Ante sí se extendía un universo de carencias que reclamaban su atención. Impulsó una «Casa Social» y de mano de una reclusa se adentró en el Barrio de las Injurias, donde creó la «Obra de las Doctrinas». En 1892 puso en marcha el «Movimiento de Laicos Sopeña». Extendió la Obra dentro de Madrid y cuando vio oportuno llevarla a Sevilla lo hizo a pesar de no contar con el beneplácito de las personas que la secundaban en su tarea, aunque para ello dimitió como Presidenta. Con todo, logró su propósito de establecerla en distintos puntos de España. Las «Doctrinas» se fueron convirtiendo en «Centros Obreros de Instrucción» cuya finalidad era atraer a la Iglesia a los alejados de ella, alentando la fraternidad y dignidad del empleado.
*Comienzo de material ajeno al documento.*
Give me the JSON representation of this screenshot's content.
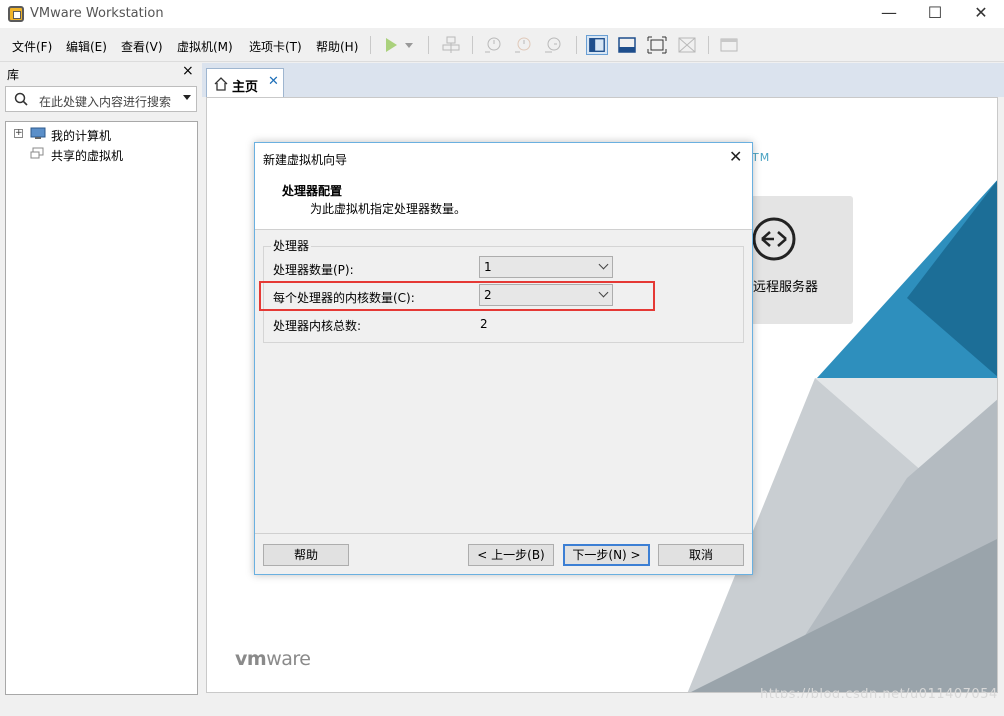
{
  "window": {
    "title": "VMware Workstation",
    "controls": {
      "minimize": "—",
      "maximize": "☐",
      "close": "✕"
    }
  },
  "menu": {
    "items": [
      "文件(F)",
      "编辑(E)",
      "查看(V)",
      "虚拟机(M)",
      "选项卡(T)",
      "帮助(H)"
    ]
  },
  "toolbar": {
    "icons": [
      "play-icon",
      "play-dropdown-icon",
      "send-ctrl-alt-del-icon",
      "snapshot-icon",
      "revert-snapshot-icon",
      "manage-snapshots-icon",
      "show-library-icon",
      "thumbnail-bar-icon",
      "full-screen-icon",
      "unity-icon",
      "console-view-icon"
    ]
  },
  "library": {
    "title": "库",
    "close": "×",
    "search_placeholder": "在此处键入内容进行搜索",
    "tree": [
      {
        "label": "我的计算机",
        "expandable": true,
        "expander": "+"
      },
      {
        "label": "共享的虚拟机",
        "expandable": false
      }
    ]
  },
  "tabs": [
    {
      "label": "主页",
      "close": "✕",
      "active": true
    }
  ],
  "home": {
    "tm": "TM",
    "remote_server_label": "远程服务器",
    "logo_prefix": "vm",
    "logo_suffix": "ware",
    "watermark": "https://blog.csdn.net/u011407054"
  },
  "dialog": {
    "title": "新建虚拟机向导",
    "close": "✕",
    "heading": "处理器配置",
    "subheading": "为此虚拟机指定处理器数量。",
    "group_label": "处理器",
    "processor_count": {
      "label": "处理器数量(P):",
      "value": "1"
    },
    "cores_per_processor": {
      "label": "每个处理器的内核数量(C):",
      "value": "2"
    },
    "total_cores": {
      "label": "处理器内核总数:",
      "value": "2"
    },
    "buttons": {
      "help": "帮助",
      "back": "< 上一步(B)",
      "next": "下一步(N) >",
      "cancel": "取消"
    }
  },
  "colors": {
    "accent_blue": "#3c7fd4",
    "highlight_red": "#e53935",
    "teal": "#2b9ac4",
    "dialog_border": "#6ab0e0"
  }
}
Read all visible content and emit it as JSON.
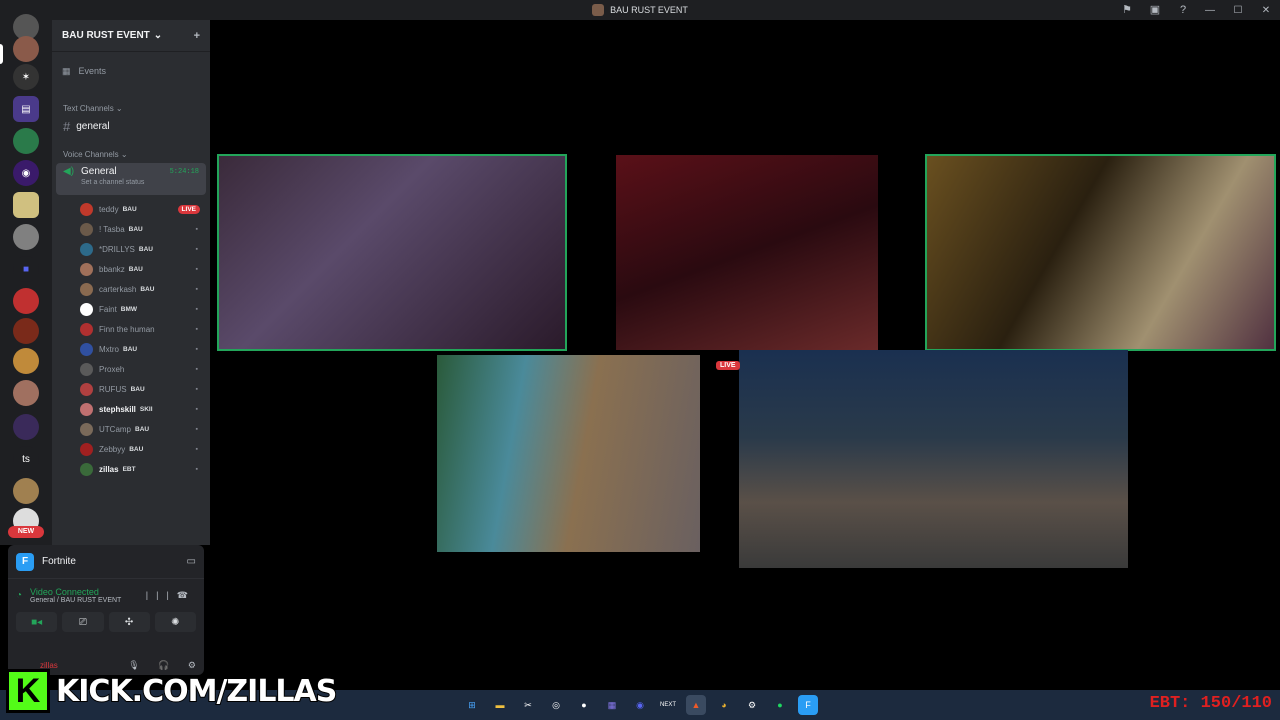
{
  "window": {
    "title": "BAU RUST EVENT"
  },
  "server": {
    "name": "BAU RUST EVENT",
    "events_label": "Events"
  },
  "categories": {
    "text": "Text Channels",
    "voice": "Voice Channels"
  },
  "text_channels": [
    {
      "name": "general"
    }
  ],
  "voice_channel": {
    "name": "General",
    "timer": "5:24:18",
    "status": "Set a channel status"
  },
  "members": [
    {
      "name": "teddy",
      "tag": "BAU",
      "live": "LIVE",
      "color": "#c0392b"
    },
    {
      "name": "! Tasba",
      "tag": "BAU",
      "color": "#6b5a4a"
    },
    {
      "name": "*DRILLYS",
      "tag": "BAU",
      "color": "#2d6a8a"
    },
    {
      "name": "bbankz",
      "tag": "BAU",
      "color": "#a0705a"
    },
    {
      "name": "carterkash",
      "tag": "BAU",
      "color": "#8a6a50"
    },
    {
      "name": "Faint",
      "tag": "BMW",
      "color": "#ffffff"
    },
    {
      "name": "Finn the human",
      "tag": "",
      "color": "#b03030"
    },
    {
      "name": "Mxtro",
      "tag": "BAU",
      "color": "#3050a0"
    },
    {
      "name": "Proxeh",
      "tag": "",
      "color": "#5a5a5a"
    },
    {
      "name": "RUFUS",
      "tag": "BAU",
      "color": "#b04040"
    },
    {
      "name": "stephskill",
      "tag": "SKII",
      "color": "#c07070"
    },
    {
      "name": "UTCamp",
      "tag": "BAU",
      "color": "#7a6a5a"
    },
    {
      "name": "Zebbyy",
      "tag": "BAU",
      "color": "#a02020"
    },
    {
      "name": "zillas",
      "tag": "EBT",
      "color": "#3a6a3a"
    }
  ],
  "servers": {
    "ts_label": "ts",
    "new_badge": "NEW"
  },
  "activity": {
    "name": "Fortnite"
  },
  "voice_status": {
    "state": "Video Connected",
    "location": "General / BAU RUST EVENT"
  },
  "user": {
    "name": "zillas"
  },
  "stage": {
    "live_label": "LIVE"
  },
  "overlay": {
    "kick_text": "KICK.COM/ZILLAS",
    "kick_logo": "K",
    "ebt_text": "EBT: 150/110"
  },
  "taskbar": {
    "items": [
      "windows-icon",
      "file-explorer-icon",
      "capcut-icon",
      "obs-icon",
      "github-icon",
      "app-grid-icon",
      "discord-icon",
      "next-icon",
      "brave-icon",
      "chrome-icon",
      "steam-icon",
      "spotify-icon",
      "fortnite-icon"
    ]
  }
}
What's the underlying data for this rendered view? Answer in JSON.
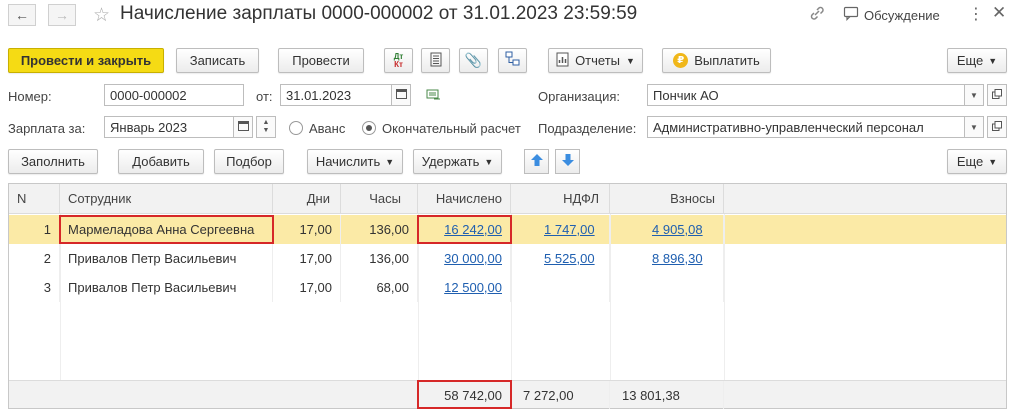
{
  "window": {
    "title": "Начисление зарплаты 0000-000002 от 31.01.2023 23:59:59",
    "discussion_label": "Обсуждение"
  },
  "toolbar": {
    "post_close": "Провести и закрыть",
    "save": "Записать",
    "post": "Провести",
    "dtkt_top": "Дт",
    "dtkt_bottom": "Кт",
    "reports": "Отчеты",
    "pay": "Выплатить",
    "more": "Еще"
  },
  "form": {
    "number_label": "Номер:",
    "number_value": "0000-000002",
    "date_label": "от:",
    "date_value": "31.01.2023",
    "org_label": "Организация:",
    "org_value": "Пончик АО",
    "salary_for_label": "Зарплата за:",
    "salary_for_value": "Январь 2023",
    "advance_label": "Аванс",
    "final_label": "Окончательный расчет",
    "division_label": "Подразделение:",
    "division_value": "Административно-управленческий персонал"
  },
  "table_toolbar": {
    "fill": "Заполнить",
    "add": "Добавить",
    "select": "Подбор",
    "accrue": "Начислить",
    "withhold": "Удержать",
    "more": "Еще"
  },
  "table": {
    "headers": [
      "N",
      "Сотрудник",
      "Дни",
      "Часы",
      "Начислено",
      "НДФЛ",
      "Взносы"
    ],
    "rows": [
      {
        "n": "1",
        "employee": "Мармеладова Анна Сергеевна",
        "days": "17,00",
        "hours": "136,00",
        "accrued": "16 242,00",
        "ndfl": "1 747,00",
        "contrib": "4 905,08"
      },
      {
        "n": "2",
        "employee": "Привалов Петр Васильевич",
        "days": "17,00",
        "hours": "136,00",
        "accrued": "30 000,00",
        "ndfl": "5 525,00",
        "contrib": "8 896,30"
      },
      {
        "n": "3",
        "employee": "Привалов Петр Васильевич",
        "days": "17,00",
        "hours": "68,00",
        "accrued": "12 500,00",
        "ndfl": "",
        "contrib": ""
      }
    ],
    "totals": {
      "accrued": "58 742,00",
      "ndfl": "7 272,00",
      "contrib": "13 801,38"
    }
  },
  "colors": {
    "primary_button": "#f5db14",
    "selected_row": "#fbeaa6",
    "link": "#1f5fb0",
    "highlight_box": "#d62828"
  }
}
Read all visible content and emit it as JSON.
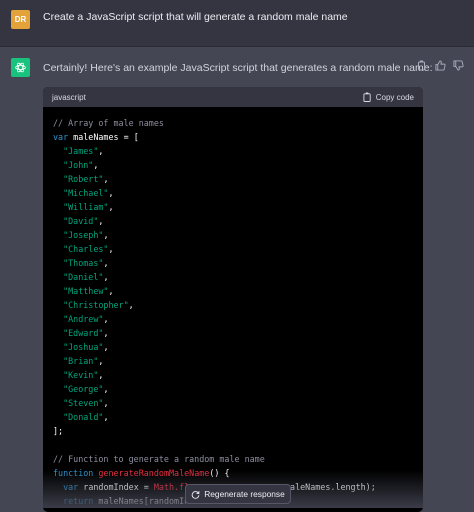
{
  "user_message": {
    "avatar_initials": "DR",
    "text": "Create a JavaScript script that will generate a random male name"
  },
  "assistant_message": {
    "text": "Certainly! Here's an example JavaScript script that generates a random male name:",
    "actions": [
      "copy-icon",
      "thumbs-up-icon",
      "thumbs-down-icon"
    ]
  },
  "code_block": {
    "language": "javascript",
    "copy_label": "Copy code",
    "comment_array": "// Array of male names",
    "names": [
      "James",
      "John",
      "Robert",
      "Michael",
      "William",
      "David",
      "Joseph",
      "Charles",
      "Thomas",
      "Daniel",
      "Matthew",
      "Christopher",
      "Andrew",
      "Edward",
      "Joshua",
      "Brian",
      "Kevin",
      "George",
      "Steven",
      "Donald"
    ],
    "comment_function": "// Function to generate a random male name",
    "function_name": "generateRandomMaleName",
    "line_random_partial_a": "randomIndex = ",
    "line_random_math": "Math",
    "line_random_floor": ".fl",
    "line_random_tail": "aleNames.length);",
    "line_return_partial": "maleNames[randomIn"
  },
  "regenerate_label": "Regenerate response",
  "colors": {
    "user_bg": "#343541",
    "assistant_bg": "#444654",
    "code_bg": "#000000",
    "accent_green": "#19c37d",
    "avatar_orange": "#e4a23b"
  }
}
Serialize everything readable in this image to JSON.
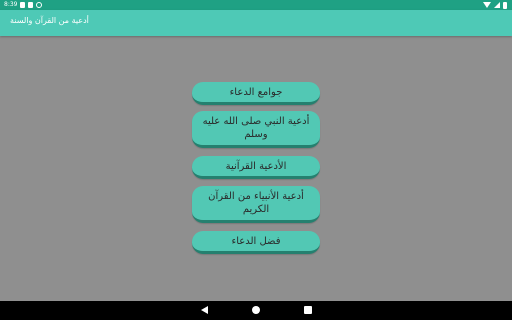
{
  "status_bar": {
    "time": "8:39"
  },
  "app_bar": {
    "title": "أدعية من القرآن والسنة"
  },
  "menu": [
    "جوامع الدعاء",
    "أدعية النبي صلى الله عليه وسلم",
    "الأدعية القرآنية",
    "أدعية الأنبياء من القرآن الكريم",
    "فضل الدعاء"
  ],
  "colors": {
    "status_bar": "#1fa184",
    "app_bar": "#4ec9b6",
    "button": "#52c8b4",
    "button_shadow": "#25806f",
    "background": "#8f8f8f"
  }
}
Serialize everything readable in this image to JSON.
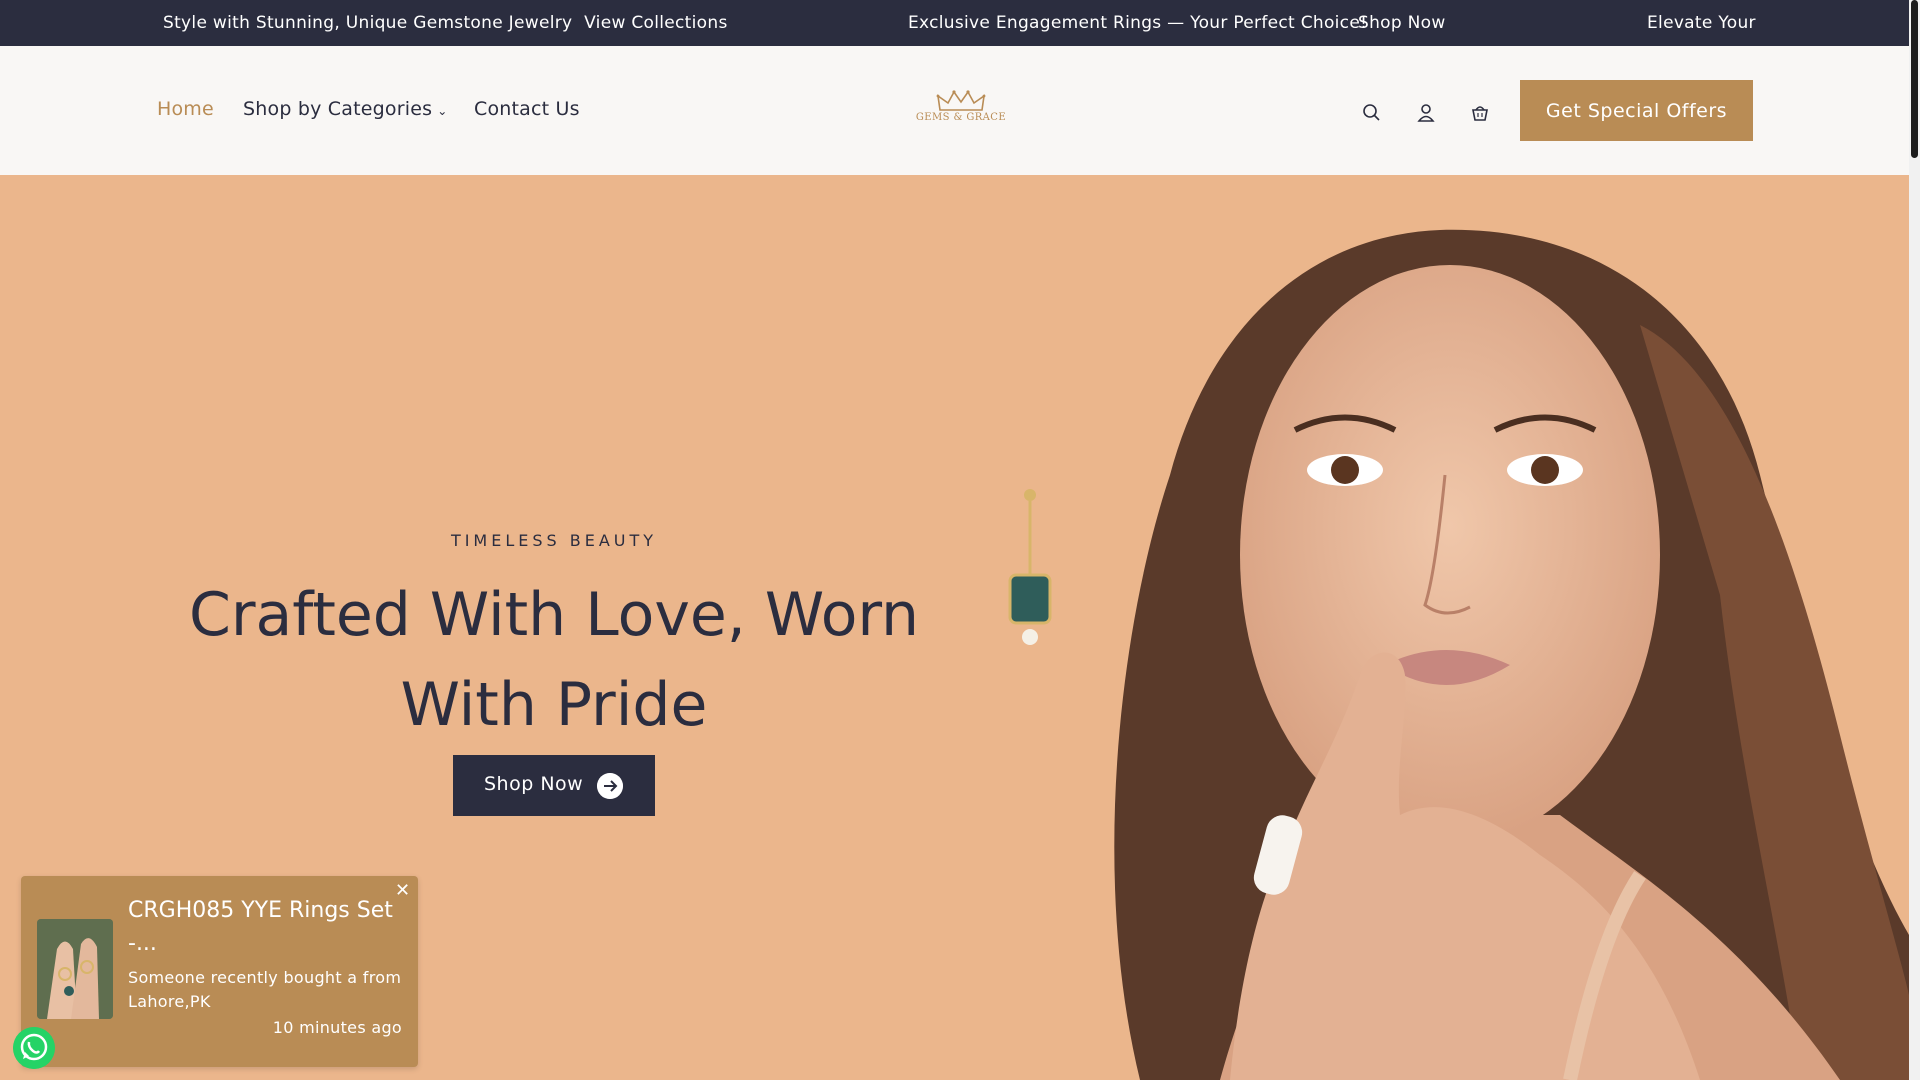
{
  "announcement": {
    "items": [
      {
        "text": "Style with Stunning, Unique Gemstone Jewelry",
        "link": "View Collections"
      },
      {
        "text": "Exclusive Engagement Rings — Your Perfect Choice!",
        "link": "Shop Now"
      },
      {
        "text": "Elevate Your"
      }
    ]
  },
  "nav": {
    "home": "Home",
    "categories": "Shop by Categories",
    "contact": "Contact Us"
  },
  "logo": {
    "text": "GEMS & GRACE"
  },
  "header": {
    "icons": [
      "search-icon",
      "account-icon",
      "cart-icon"
    ],
    "offers_button": "Get Special Offers"
  },
  "hero": {
    "eyebrow": "TIMELESS BEAUTY",
    "headline": "Crafted With Love, Worn With Pride",
    "button": "Shop Now"
  },
  "toast": {
    "title": "CRGH085 YYE Rings Set -...",
    "description": "Someone recently bought a from Lahore,PK",
    "time": "10 minutes ago"
  },
  "colors": {
    "brand_dark": "#2b2d3f",
    "accent_gold": "#b98c55",
    "hero_bg": "#ebb68c",
    "header_bg": "#f9f7f5"
  }
}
Ello se sintetizaba en este anhelo que latía en lo más hondo de sí como experiencia vivencial rubricada por su amor al Padre: «Hacer de todos una sola familia en Cristo Jesús». Movida por este sentimiento llevó a las fábricas la esperanza de un futuro mejor anclado en el amor, la justicia y la paz. En 1900, en el transcurso de una peregrinación a Roma, orando ante la tumba del apóstol san Pedro se sintió llamada a fundar. Para ello contó con la aquiescencia del cardenal Sancha. Y en 1901 surgió la Instituto de Damas Catequistas, actual «Instituto Catequista Dolores Sopeña» del que fue superiora general. Al año siguiente emprendió otra acción poniendo en marcha la «Obra Social y Cultural Sopeña – OSCUS». En 1914 fundó en Roma y tres años más tarde hizo lo propio en Chile. Murió en Madrid el 10 de enero de 1918. En su testamento, entre otras cosas, trazó lo que podríamos considerar epitafio de su vida: «Hijas mías: sed santas, y sobre todo, que tengáis una confianza completa en Nuestro Señor. Yo no he tenido nada, ni virtudes, ni méritos, ni cosas heroicas; solo la confianza sin límites». El centro de su existir fueron Cristo y María. Ante el Sagrario había extraído las claves de su quehacer espiritual y apostólico. Juan Pablo II la beatificó el 23 de marzo de 2003.